People's Daily Online
December 12, 2006
Beijing is going to boost its power-generating capacity and do more to promote conservation, according to an official plan released yesterday. The plan's goal is to diversify and secure a stable energy supply for the capital city.
"We aim to establish a secure energy-supply system to guarantee a successful Olympic Games and to meet the increasing demand of the city's social and economic growth," said Liu Yinchun, an official with the Beijing Municipal Commission of Development and Reform, at a press meeting yesterday.
According to the Plan for Energy Development and Saving (2006-10), the construction of energy infrastructure will be the municipal government's top priority in the coming years.
To strengthen the city's ring power grid, six more 500-kilovolt transformer substations will be built in the suburbs. The city will also build four more thermal power plants, adding 1.5 million kilowatts of power a year and central heating to cover 25 million square metres of space. A new 90-kilometre thermal power pipe will be built in central Beijing, improving the city's heating system.
Several major projects involving liquid natural gas and underground gas and oil deposits will also be completed by 2010. In addition to capacity building, the plan calls for Beijing to become a model of energy-conservation for the whole country by 2010.
Beijing became China's second most energy-consuming city last year after Shanghai, requiring energy equivalent to 55.22 million tons of standard coal. The city's per-capita energy consumption reached 3.6 tons of standard coal during the period, 2.1 times of national average.

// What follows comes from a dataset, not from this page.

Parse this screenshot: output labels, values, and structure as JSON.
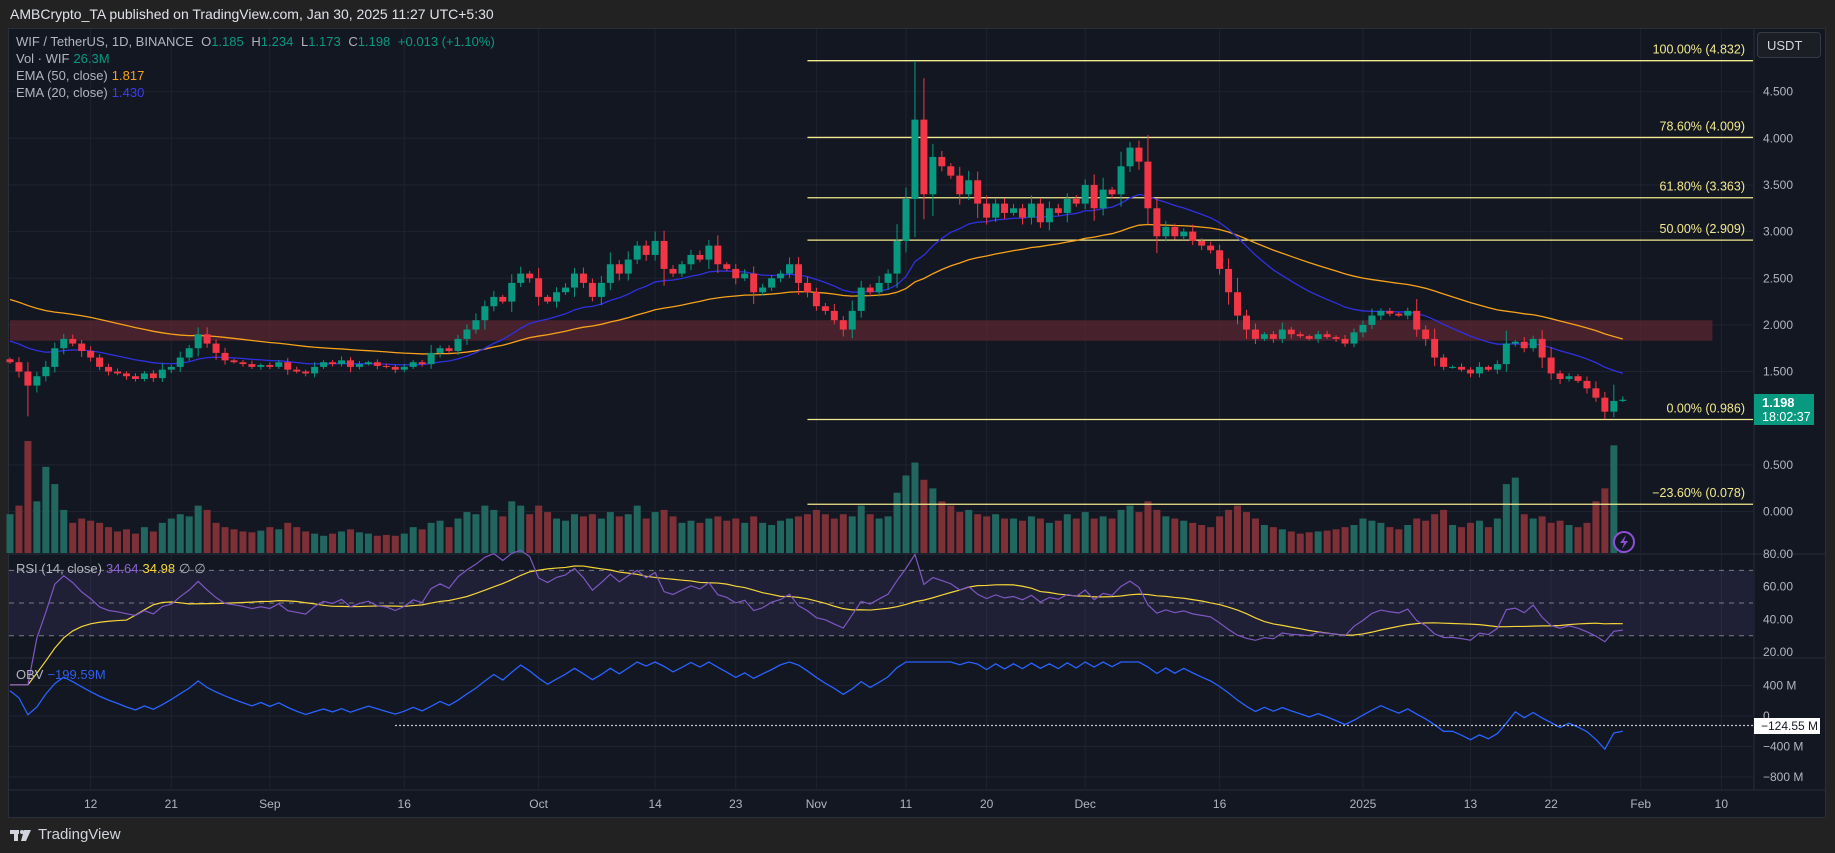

The plan seeks to limit the city's energy consumption to 65 million tons of standard coal by 2010.
The plan also calls on the city to reform its energy structure by increasing the share of high-quality energy sources like electricity, natural gas and renewable energy in the city's overall energy supply.

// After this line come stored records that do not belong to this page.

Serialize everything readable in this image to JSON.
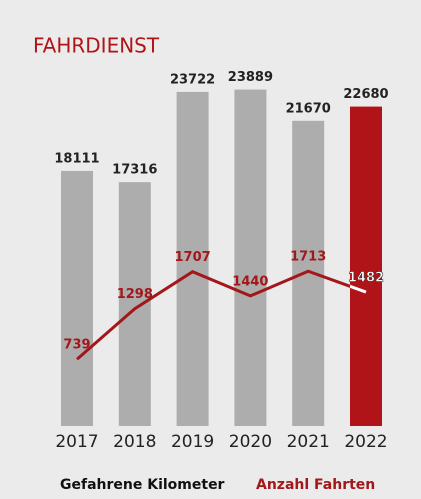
{
  "chart_data": {
    "type": "bar_line",
    "title": "FAHRDIENST",
    "categories": [
      "2017",
      "2018",
      "2019",
      "2020",
      "2021",
      "2022"
    ],
    "ylim": [
      0,
      24000
    ],
    "y2lim": [
      0,
      3740
    ],
    "series": [
      {
        "name": "Gefahrene Kilometer",
        "type": "bar",
        "color": "#111111",
        "bar_colors": [
          "#adadad",
          "#adadad",
          "#adadad",
          "#adadad",
          "#adadad",
          "#b01318"
        ],
        "values": [
          18111,
          17316,
          23722,
          23889,
          21670,
          22680
        ]
      },
      {
        "name": "Anzahl Fahrten",
        "type": "line",
        "axis": "y2",
        "color": "#a3171b",
        "values": [
          739,
          1298,
          1707,
          1440,
          1713,
          1482
        ]
      }
    ]
  }
}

The plan says 70 per cent of the total energy consumed will come from high-quality sources, compared with the current 57 per cent. The plan also places a greater emphasis on renewable energy sources, like geothermal, solar, biomass and wind energy.
By 2010, renewable energy is expected to account for 4 per cent of all the energy consumed in Beijing, compared with the present 1 per cent. Heat from renewable sources will cover 40 million square metres, 6 per cent of the city's total heating area.
Liu said Beijing was dedicated to reducing energy consumption and had shown progress in doing so in recent years. Beijing consumed 0.8 tons of standard coal per 10,000 yuan (US$1,250) of GDP last year, representing a drop of 39 per cent from 2000. The new plan calls for this number to drop by 20 per cent from the 2005 figure by 2010.
"We will gradually transform energy-consuming enterprises and eventually eliminate the development of major energy-consuming industries and products," Liu said.